It should have been easy. I have a spreadsheet with five thousand lines of not-particularly-exciting data that I want to put into one of our company's data entry tools, and demonstrating the maxim that a good mathematician is a lazy mathematician1, I don't want to spend more time copying and pasting than I absolutely have to.
Nor do I want anyone else to have to. Is this some existential zeal to not have others act in bad faith? Is it because I believe that a life pressing Ctrl-C, Alt-tab, Ctrl-V is a life slightly less worth living than one that's just unexamined? Who knows? At this point, I'm not sure I care; if only my data would flit happily from spreadsheet to database.
There's a tool called Workplace Macro that came recommended. Well, I say recommended. Somebody said they used it to automate data entry, and I could *#@?$y well learn to use it myself rather than ask them damnfool questions.
I tried.

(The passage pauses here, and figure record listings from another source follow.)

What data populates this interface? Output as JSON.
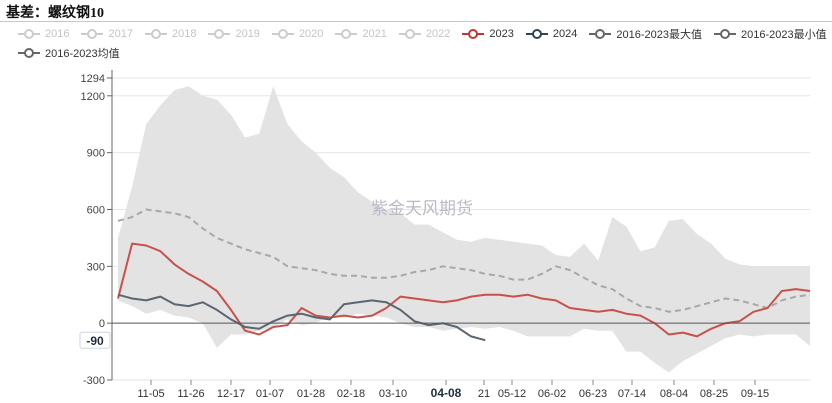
{
  "title": "基差：螺纹钢10",
  "watermark": "紫金天风期货",
  "legend": [
    {
      "name": "2016",
      "color": "#cccccc",
      "active": false
    },
    {
      "name": "2017",
      "color": "#cccccc",
      "active": false
    },
    {
      "name": "2018",
      "color": "#cccccc",
      "active": false
    },
    {
      "name": "2019",
      "color": "#cccccc",
      "active": false
    },
    {
      "name": "2020",
      "color": "#cccccc",
      "active": false
    },
    {
      "name": "2021",
      "color": "#cccccc",
      "active": false
    },
    {
      "name": "2022",
      "color": "#cccccc",
      "active": false
    },
    {
      "name": "2023",
      "color": "#c23531",
      "active": true
    },
    {
      "name": "2024",
      "color": "#2f4554",
      "active": true
    },
    {
      "name": "2016-2023最大值",
      "color": "#666666",
      "active": true
    },
    {
      "name": "2016-2023最小值",
      "color": "#666666",
      "active": true
    },
    {
      "name": "2016-2023均值",
      "color": "#666666",
      "active": true
    }
  ],
  "chart_data": {
    "type": "line",
    "x_ticks": [
      "11-05",
      "11-26",
      "12-17",
      "01-07",
      "01-28",
      "02-18",
      "03-10",
      "04-08",
      "21",
      "05-12",
      "06-02",
      "06-23",
      "07-14",
      "08-04",
      "08-25",
      "09-15"
    ],
    "selected_x_label": "04-08",
    "y_ticks": [
      1294,
      1200,
      900,
      600,
      300,
      0,
      -300
    ],
    "ylim": [
      -300,
      1294
    ],
    "pointer_value": "-90",
    "x_positions": [
      0,
      3,
      6,
      9,
      12,
      15,
      18,
      21,
      24,
      27,
      30,
      33,
      36,
      39,
      42,
      45,
      48,
      51,
      54,
      57,
      60,
      63,
      66,
      69,
      72,
      75,
      78,
      81,
      84,
      87,
      90,
      93,
      96,
      99,
      102,
      105,
      108,
      111,
      114,
      117,
      120,
      123,
      126,
      129,
      132,
      135,
      138,
      141,
      144,
      147
    ],
    "series": [
      {
        "name": "2016-2023最大值",
        "role": "band-upper",
        "values": [
          450,
          720,
          1050,
          1150,
          1230,
          1250,
          1200,
          1180,
          1100,
          980,
          1000,
          1250,
          1050,
          960,
          900,
          820,
          770,
          690,
          640,
          600,
          580,
          520,
          520,
          480,
          440,
          430,
          450,
          440,
          430,
          420,
          410,
          360,
          350,
          420,
          330,
          560,
          510,
          380,
          400,
          540,
          550,
          470,
          420,
          340,
          310,
          300,
          300,
          300,
          300,
          300
        ]
      },
      {
        "name": "2016-2023最小值",
        "role": "band-lower",
        "values": [
          120,
          90,
          50,
          70,
          40,
          30,
          0,
          -130,
          -60,
          -60,
          -40,
          -20,
          20,
          -10,
          0,
          40,
          30,
          50,
          40,
          30,
          0,
          -20,
          -20,
          -40,
          -30,
          -20,
          -30,
          -20,
          -40,
          -70,
          -70,
          -70,
          -70,
          -30,
          -40,
          -40,
          -150,
          -150,
          -210,
          -260,
          -200,
          -160,
          -120,
          -80,
          -60,
          -70,
          -60,
          -60,
          -60,
          -120
        ]
      },
      {
        "name": "2016-2023均值",
        "role": "mean",
        "values": [
          540,
          560,
          600,
          590,
          580,
          560,
          500,
          450,
          420,
          390,
          370,
          350,
          300,
          290,
          280,
          260,
          250,
          250,
          240,
          240,
          250,
          270,
          280,
          300,
          290,
          280,
          260,
          250,
          230,
          230,
          260,
          300,
          280,
          240,
          200,
          180,
          130,
          90,
          80,
          60,
          70,
          90,
          110,
          130,
          120,
          100,
          80,
          120,
          140,
          150
        ]
      },
      {
        "name": "2023",
        "role": "line",
        "values": [
          130,
          420,
          410,
          380,
          310,
          260,
          220,
          170,
          70,
          -40,
          -60,
          -20,
          -10,
          80,
          40,
          30,
          40,
          30,
          40,
          80,
          140,
          130,
          120,
          110,
          120,
          140,
          150,
          150,
          140,
          150,
          130,
          120,
          80,
          70,
          60,
          70,
          50,
          40,
          0,
          -60,
          -50,
          -70,
          -30,
          0,
          10,
          60,
          80,
          170,
          180,
          170
        ]
      },
      {
        "name": "2024",
        "role": "line",
        "values": [
          150,
          130,
          120,
          140,
          100,
          90,
          110,
          70,
          20,
          -20,
          -30,
          10,
          40,
          50,
          30,
          20,
          100,
          110,
          120,
          110,
          70,
          10,
          -10,
          0,
          -20,
          -70,
          -90
        ]
      }
    ]
  }
}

It turned out to consist of recording what the mouse did, which is fine if (a) none of the windows on your screen ever move and (b) you want to do exactly the same thing several hundred times.
Sadly, the data I have to enter has various rules governing it, and the data entry tool has certain interesting behaviour, like only ever showing you the answer to question A if you asked question A directly after question 2, and not after any other chain of events, and if you think I'm riding slipshod over naming conventions and it should have been questions 1 and 2 (or 2 and 1) then I'd invite you to come and read the documentation on this system. Lord Lucan has almost finished writing it, with help from Shergar and Jack the Ripper, and the fairies at the bottom of the garden who read the first draft say it's really helpful.
Plus, Workplace Macro records everything. Everything, as in the ten second pause where you had to blow your nose, and the bit where you clicked on the wrong window by mistake, or just moved the mouse in a way that seemed innocuous at the time, but replayed fivethousandfold tends to send you over the edge. And it plays it back the same every time, which, when your data entry application takes a random length of time to perform tasks like saving data, means half the time the macro is out of sync with the application and is happily cutting and pasting galumphing mounds of gibberish all over your pretty account data.
And then I'd probably get fired.
You could edit the macros it produces, but only in a hideous editting program, and the code is so horrible to interpret that it would take about as long as typing the damn stuff in by hand. Possibly this was why somebody pointed me at it, in a malign act of corporate misdirection.
So I packed that in, and downloaded a tool called Macro Scheduler, from MJTnet, which is absolutely lovely; you can record your interactions with web pages and how you fill in forms, but its very economical and easy to read, because it only records the significant things (like somebody typed "All work and no play makes Jack a dull boy" into every field of the Overlook Hotel feedback form). So you can debug it and modify it easily, and it has subroutines and loops and conditional logic built in, so I could get it to interact with my spreadsheet in ways much more akin to a human being. A human being with enough sense to figure out what to do, but not enough to go and look for a more fulfilling occupation.
But. But. But in some horrible twist of fate, it turns out there's some secret thing going on with my data entry application, and one field on the form can't be filled in by the MJTNet scheduler. I don't know why, I don't know how, this particular field is like five others that work fine, but when I try to adjust the value of this one, the whole caboodle fails, like this was Bluebeard's special dropdown, the one containing his dead wives, and while I can set the value of all the others, this one will. Not. Pass.
Some nitwit at this point will say, well, why don't you just load the data into the database in bulk? And I'll fling a chair at them before trying to explain about the miseries of dealing with bureucracy, database developers and not-invented-here syndrome, until one or other of us pulls our own ears off to block out the noise.
There were no nitwits in the office today, so I downloaded Automation Everywhere, which is basically Workplace Macro with nicer logos, (and it doesn't crash every time I try to save a macro, which helps.) And it will play just fine with Bluebeard's Dropdown of Dead Wifely Concealment, so if I'm happy to glue several different macro tools together in series, I've almost automated the whole damn thing. Although now I'm getting phoned up by a salesdrone somewhere trying to get me to buy it, via the medium of a teleconference call on a static-filled line from the 1960s, and I'm wondering how many more days I'll be doing this before it would have been quick and more reliable to just punch everything in myself, but it was about then that I mistook the sound of steam escaping from my ears to be the noise of a whistle blowing, at which point I downed tools and ran out the door, until tomorrow's next thrilling episode of Swearing At Computers
And ... relax.
1 Yes, alright, and a lazy mathematician is a lazy mathematician also.